When the Israelites were wandering in the desert, G-d fed them with a hitherto unknown substance called “manna.” The people would go out of their tents every morning, and find this strange stuff lying there on the ground. G-d tells the Israelites: “I fed you manna — something that you nor your fathers knew what it was — so that you should know that not by bread alone does a person live, but by all that comes from the mouth of G-d.”
Why did it have to be something unfamiliar? What would have happened if the Israelites would have woken up in the morning and found bagels all over the place? Imagine being in the middle of the Sinai desert, and every morning appear these bagels, sliced in the middle, with two centimeters of cream cheese and lox. Now that would be a Jewish experience! Why did it have to be something that didn’t look like food?
Because if the manna did look like food the Israelites would think, “Well, okay, the bagels did come from G-d, the Bagel King, but the nourishment comes from the bagels.” However, since the manna obviously could not be nourishing in and of itself, the Israelites would necessarily learn an essential life lesson — all things come from G-d, not just food, but the nourishment in the food. If G-d had wanted pens to be nourishing they would have been.
It’s not on bread alone that man lives but by that which comes from the mouth of G-d. G-d determines what is a vehicle for life force and blessing. The Israelites realized that this odd, gray stuff was not going to nourish them. G-d was going to nourish them. The manna was just a vehicle for the nourishing love of G-d. And then they realized that back in Egypt, when they had bread to eat, it was not the bread that nourished them. It was also G-d. It’s hard to recognize G-d as the source of the sustaining energy in bread, because we think of bread, or any food we are used to, as inherently sustaining. I know the bread nourishes me; I know the apple nourishes me. But what’s this white, powdery, amorphous stuff called manna? Is that really going to sustain me? Obviously not. It must be G-d who is going to sustain me through this stuff. This lesson is true forever.
To the extent that I realize that this bread is only a channel for the nourishing energy of G-d to enter the world, to that extent the bread becomes a channel for the nourishing energy of G-d to enter the world.
This is why Judaism teaches that we must recite a blessing before we eat. When we say a blessing over a food, I begin with, “Blessed are You, G-d…” Many people mistakenly think that these words mean that we are blessing G-d, the Infinite One. But we are in fact acknowledging G-d as the Source of this food. When we eat an apple, we can just eat an apple, or we can, by saying the blessing consciously, make the apple into a conductor-wire for channeling G-d’s presence, love, vitality, goodness, and blessing. An apple can be a nutritious snack, or it can plug me into the Source of all life force and nutrition.

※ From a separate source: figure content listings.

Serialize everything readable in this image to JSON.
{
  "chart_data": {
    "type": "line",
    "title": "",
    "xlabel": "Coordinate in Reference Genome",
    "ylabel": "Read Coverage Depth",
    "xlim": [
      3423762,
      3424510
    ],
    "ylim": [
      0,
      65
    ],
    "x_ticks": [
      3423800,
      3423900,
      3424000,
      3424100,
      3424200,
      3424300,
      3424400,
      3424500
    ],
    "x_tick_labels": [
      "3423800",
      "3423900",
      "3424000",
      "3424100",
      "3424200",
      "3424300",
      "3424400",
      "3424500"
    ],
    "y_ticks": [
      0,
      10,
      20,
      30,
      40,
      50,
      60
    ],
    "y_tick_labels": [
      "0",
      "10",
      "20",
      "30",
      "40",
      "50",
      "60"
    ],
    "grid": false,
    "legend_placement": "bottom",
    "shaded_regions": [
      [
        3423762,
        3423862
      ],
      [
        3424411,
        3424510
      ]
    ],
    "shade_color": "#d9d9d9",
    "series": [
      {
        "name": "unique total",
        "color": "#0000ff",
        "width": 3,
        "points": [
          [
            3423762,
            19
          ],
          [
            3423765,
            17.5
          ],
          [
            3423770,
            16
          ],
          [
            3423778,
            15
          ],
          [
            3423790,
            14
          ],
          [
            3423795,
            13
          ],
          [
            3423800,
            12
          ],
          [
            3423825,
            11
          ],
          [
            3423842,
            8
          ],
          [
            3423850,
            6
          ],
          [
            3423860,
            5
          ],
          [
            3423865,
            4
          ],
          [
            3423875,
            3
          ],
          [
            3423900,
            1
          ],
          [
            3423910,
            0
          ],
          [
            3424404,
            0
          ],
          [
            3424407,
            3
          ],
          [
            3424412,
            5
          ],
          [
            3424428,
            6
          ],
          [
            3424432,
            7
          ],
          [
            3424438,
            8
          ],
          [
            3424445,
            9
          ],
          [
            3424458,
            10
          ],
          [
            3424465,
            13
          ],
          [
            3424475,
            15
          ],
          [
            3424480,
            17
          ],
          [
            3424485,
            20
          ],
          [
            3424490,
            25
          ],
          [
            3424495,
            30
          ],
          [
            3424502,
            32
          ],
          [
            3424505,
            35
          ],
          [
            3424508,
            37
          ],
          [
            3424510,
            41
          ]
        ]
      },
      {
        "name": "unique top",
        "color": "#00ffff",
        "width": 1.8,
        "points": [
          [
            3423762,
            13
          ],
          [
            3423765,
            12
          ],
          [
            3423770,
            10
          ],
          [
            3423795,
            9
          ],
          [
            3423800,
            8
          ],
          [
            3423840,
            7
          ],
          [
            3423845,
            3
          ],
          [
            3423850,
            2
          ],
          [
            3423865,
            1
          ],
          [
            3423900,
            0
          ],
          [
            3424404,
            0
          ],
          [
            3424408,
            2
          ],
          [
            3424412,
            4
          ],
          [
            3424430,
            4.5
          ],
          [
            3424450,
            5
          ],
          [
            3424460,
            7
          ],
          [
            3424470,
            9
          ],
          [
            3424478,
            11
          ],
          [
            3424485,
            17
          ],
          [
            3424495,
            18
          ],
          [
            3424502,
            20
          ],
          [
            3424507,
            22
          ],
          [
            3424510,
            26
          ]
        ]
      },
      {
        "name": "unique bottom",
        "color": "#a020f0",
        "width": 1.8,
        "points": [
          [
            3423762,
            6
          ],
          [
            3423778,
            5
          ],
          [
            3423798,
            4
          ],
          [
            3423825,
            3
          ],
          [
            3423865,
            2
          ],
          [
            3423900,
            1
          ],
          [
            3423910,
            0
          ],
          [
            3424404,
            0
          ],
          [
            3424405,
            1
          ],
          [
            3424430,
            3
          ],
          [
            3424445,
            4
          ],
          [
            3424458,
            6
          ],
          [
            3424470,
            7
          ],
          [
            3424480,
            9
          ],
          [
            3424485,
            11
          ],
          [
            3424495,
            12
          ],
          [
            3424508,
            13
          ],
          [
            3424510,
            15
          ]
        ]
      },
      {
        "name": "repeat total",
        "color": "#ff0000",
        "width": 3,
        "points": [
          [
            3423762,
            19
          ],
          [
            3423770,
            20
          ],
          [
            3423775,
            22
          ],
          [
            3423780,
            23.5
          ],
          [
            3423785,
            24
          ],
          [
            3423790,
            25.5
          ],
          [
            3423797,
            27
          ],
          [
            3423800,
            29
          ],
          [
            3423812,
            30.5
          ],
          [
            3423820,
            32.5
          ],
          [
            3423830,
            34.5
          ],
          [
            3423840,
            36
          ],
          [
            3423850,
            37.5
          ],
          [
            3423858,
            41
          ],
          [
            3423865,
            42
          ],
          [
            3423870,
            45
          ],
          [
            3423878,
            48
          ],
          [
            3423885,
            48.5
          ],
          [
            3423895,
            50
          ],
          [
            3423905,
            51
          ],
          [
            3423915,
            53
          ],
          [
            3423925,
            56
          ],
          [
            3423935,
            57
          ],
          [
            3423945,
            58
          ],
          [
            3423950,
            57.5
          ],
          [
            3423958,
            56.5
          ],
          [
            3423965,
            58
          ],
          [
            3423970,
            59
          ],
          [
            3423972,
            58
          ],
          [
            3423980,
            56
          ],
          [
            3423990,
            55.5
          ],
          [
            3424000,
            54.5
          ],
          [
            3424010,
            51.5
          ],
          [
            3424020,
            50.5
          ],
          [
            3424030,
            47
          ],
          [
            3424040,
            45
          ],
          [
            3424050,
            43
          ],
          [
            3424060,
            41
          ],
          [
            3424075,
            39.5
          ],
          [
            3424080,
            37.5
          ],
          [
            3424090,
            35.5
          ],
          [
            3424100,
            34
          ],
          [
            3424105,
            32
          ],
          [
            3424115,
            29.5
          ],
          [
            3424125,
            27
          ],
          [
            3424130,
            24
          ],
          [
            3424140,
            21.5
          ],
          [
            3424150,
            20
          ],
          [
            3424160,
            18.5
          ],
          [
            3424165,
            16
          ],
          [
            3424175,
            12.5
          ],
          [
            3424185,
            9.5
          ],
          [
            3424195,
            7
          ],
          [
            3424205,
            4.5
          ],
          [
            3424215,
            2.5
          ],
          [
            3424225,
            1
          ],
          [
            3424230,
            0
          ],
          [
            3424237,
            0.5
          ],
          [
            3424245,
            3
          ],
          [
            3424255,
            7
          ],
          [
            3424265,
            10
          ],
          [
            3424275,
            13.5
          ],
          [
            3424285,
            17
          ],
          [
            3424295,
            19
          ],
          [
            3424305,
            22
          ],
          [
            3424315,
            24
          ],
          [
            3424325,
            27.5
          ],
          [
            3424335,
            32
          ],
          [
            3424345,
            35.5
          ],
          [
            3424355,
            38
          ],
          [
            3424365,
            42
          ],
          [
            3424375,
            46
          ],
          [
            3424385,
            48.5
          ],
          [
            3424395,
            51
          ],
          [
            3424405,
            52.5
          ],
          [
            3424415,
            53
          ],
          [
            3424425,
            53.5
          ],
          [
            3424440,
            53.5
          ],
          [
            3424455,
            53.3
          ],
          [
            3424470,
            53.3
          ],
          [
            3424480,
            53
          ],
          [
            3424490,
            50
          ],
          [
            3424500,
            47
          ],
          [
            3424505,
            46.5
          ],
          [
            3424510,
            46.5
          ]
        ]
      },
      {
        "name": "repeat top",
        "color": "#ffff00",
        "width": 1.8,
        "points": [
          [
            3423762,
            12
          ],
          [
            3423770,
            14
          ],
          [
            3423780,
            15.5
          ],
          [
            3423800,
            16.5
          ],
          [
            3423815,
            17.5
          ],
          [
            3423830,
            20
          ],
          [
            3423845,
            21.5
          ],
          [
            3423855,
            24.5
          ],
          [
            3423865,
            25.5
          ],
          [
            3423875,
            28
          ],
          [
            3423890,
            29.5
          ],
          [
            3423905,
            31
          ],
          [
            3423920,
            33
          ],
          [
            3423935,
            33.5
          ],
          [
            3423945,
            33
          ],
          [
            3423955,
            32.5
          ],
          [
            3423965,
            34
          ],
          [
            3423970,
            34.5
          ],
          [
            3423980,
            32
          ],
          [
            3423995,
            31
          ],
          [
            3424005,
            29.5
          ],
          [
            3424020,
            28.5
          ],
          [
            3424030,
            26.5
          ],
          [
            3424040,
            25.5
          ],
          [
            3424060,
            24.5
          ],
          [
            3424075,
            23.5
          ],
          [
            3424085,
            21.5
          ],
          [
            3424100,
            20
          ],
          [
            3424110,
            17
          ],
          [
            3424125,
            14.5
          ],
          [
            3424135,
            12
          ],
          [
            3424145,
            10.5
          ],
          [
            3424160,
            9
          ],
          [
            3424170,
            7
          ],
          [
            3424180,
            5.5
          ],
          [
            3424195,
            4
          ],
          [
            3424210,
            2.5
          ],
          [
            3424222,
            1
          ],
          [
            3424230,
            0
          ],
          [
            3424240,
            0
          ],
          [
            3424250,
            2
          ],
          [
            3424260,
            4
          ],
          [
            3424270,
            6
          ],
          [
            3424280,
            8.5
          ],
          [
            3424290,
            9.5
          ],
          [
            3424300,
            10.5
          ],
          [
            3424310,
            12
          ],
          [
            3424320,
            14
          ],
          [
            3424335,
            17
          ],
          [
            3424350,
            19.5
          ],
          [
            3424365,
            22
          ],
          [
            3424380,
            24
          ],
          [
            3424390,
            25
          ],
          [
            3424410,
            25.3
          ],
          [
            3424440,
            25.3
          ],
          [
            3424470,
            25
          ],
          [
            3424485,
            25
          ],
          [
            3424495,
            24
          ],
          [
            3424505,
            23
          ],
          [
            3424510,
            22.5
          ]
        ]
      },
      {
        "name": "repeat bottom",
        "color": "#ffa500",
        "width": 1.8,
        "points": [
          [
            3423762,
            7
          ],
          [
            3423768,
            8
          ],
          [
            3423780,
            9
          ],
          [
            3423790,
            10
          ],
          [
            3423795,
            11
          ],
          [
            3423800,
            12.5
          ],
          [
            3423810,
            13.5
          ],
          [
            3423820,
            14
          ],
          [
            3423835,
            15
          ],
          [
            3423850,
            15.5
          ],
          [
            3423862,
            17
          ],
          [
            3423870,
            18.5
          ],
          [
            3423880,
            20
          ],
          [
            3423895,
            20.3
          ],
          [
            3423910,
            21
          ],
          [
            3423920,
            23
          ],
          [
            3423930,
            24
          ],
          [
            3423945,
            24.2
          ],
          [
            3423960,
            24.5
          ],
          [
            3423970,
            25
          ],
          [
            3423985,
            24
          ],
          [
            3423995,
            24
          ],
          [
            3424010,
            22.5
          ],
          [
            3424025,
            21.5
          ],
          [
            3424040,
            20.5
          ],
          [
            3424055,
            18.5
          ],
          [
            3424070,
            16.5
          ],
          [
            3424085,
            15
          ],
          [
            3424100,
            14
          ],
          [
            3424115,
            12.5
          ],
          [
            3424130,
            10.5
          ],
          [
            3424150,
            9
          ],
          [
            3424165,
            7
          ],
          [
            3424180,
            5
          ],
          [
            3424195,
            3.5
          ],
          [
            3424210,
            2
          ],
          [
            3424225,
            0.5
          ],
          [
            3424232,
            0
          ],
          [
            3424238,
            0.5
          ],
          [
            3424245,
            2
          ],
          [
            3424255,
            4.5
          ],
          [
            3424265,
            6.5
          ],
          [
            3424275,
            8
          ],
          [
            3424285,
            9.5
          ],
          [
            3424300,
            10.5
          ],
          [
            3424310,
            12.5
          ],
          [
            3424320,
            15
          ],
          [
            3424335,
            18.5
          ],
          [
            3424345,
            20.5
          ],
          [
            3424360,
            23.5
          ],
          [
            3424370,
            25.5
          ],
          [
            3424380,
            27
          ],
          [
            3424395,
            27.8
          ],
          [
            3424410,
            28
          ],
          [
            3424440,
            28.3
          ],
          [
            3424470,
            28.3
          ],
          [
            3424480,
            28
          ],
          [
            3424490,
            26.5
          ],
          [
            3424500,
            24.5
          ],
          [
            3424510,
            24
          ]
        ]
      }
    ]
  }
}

The Kabbalah teaches that if we eat without reciting a blessing, then the food feeds just our body. It does nothing for our soul. But when we make a blessing on the food, we transform that food. It’s not the same bread. It’s not the same apple. It’s not the same pretzel. This pretzel is now a vehicle for the life giving force of G-d to enter the world.
What’s the difference between a home-cooked meal and a frozen dinner? It’s the love and care that you can actually taste in the food. Even if it says on the package “Mom’s Home-made Frozen Dinner,” you can taste in the food that “Mom” is just a company that wants to make money. But the real mom makes you dinner for free because she loves you and cares. And you can taste the difference.
In order to taste the divine love and care in all food, we need to arouse the taste buds of our soul and acknowledge G-d as the loving source of all by making a blessing before we eat.